May 27, 2021 - Albert Brunet

The Supreme Court of Canada ruled in Quebec (Attorney General) v. 9147-0732 Québec inc., 2020 SCC 32 that corporations cannot avail themselves of the protection housed in section 12 of the Charter against cruel and unusual punishment. Overturning a decision of the Quebec Court of Appeal, the Court unanimously decided that the protective scope of section 12 is limited to human beings.

Caza Saikaley’s Alyssa Tomkins and Albert Brunet were privileged to act as co-counsel with Professor Penelope Simons of the University of Ottawa’s Faculty of Law for the Canadian Civil Liberties Association (“CCLA”) in its intervention before the Supreme Court.
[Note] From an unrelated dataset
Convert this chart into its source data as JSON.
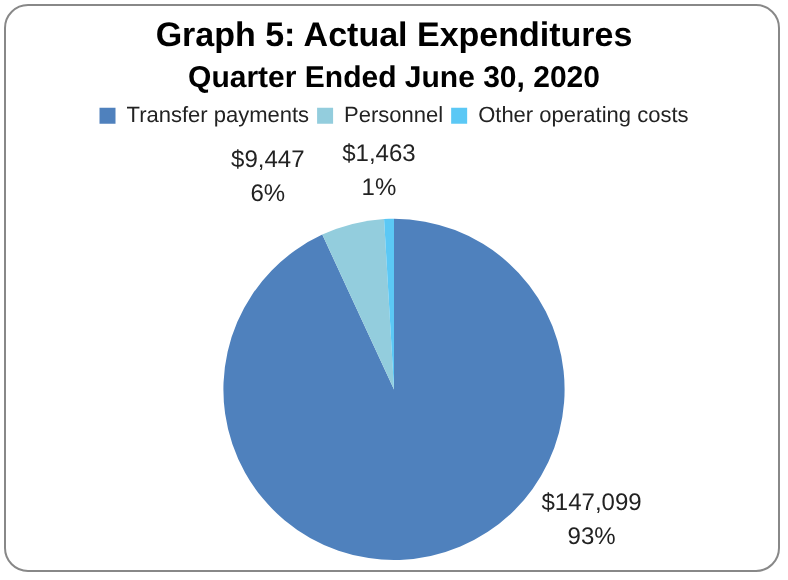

The CCLA argued that section 12 should not apply to corporations and that the Court should adopt a principled and purposive approach when determining the availability of Charter rights and freedoms to corporations. It further submitted that any application of Charter rights to corporations must be done in a principled manner that focuses on the embodied human beings that these rights are meant to protect.

Interestingly, although the judges were unanimous in finding that section 12 did not apply to corporations and allowed the appeal, they used the case as a proxy for an ongoing intellectual battle concerning the primacy of text in the interpretative process and the value of international and comparative law.

In the majority reasons, Brown and Rowe JJ. (Wagner C.J. and Moldaver and Côté JJ. concurring) wrote that the proper approach in a generous, purposive, and contextual interpretation of the constitution is to begin with the text of the provision at issue. By looking at the text of section 12, the majority found that “cruel and unusual treatment or punishment” clearly refers to human pain and suffering and cannot be applied to inanimate objects (such as corporations). The majority disagreed with the prominence that Abella J. gave in her concurring reasons to international and comparative law in the interpretive process. For the majority judges, the proper role of such law is to support or confirm an interpretation arrived at through the purposive approach developed in R. v. Big M Drug Mart Ltd., 1985 CanLII 69 (SCC), [1985] 1 SCR 295.

In her concurring reasons, Abella J. (Karakatsanis and Marin JJ. concurring) found that “purpose” should be the central consideration in interpreting Charter rights. She stated that the plain text of the provision at issue should not be overemphasized and should not be “a factor of special significance”. Turning to international and comparative sources, Abella J. argued that the majority’s approach narrows the significance of those sources and that they should not “only be used to confirm a pre-established interpretation”.

In a further set of concurring reasons, Kasirer J. stated his view that it was unnecessary to engage in the issues relating to constitutional interpretation or the proper place of international law in the interpretive process in this case. He found that all relevant factors leaned in the same direction and supported the finding that the protection offered by s. 12 does not extend to corporations.

While unanimity in the result of the case shows the judges of the Court agree that a corporation has “no soul to be damned, and no body to be kicked”, the academic debate that arose in this case is a likely indication of further disagreements between the judges on the value of the written text of constitutional provisions and the proper place of international and comparative law when interpreting Charter rights.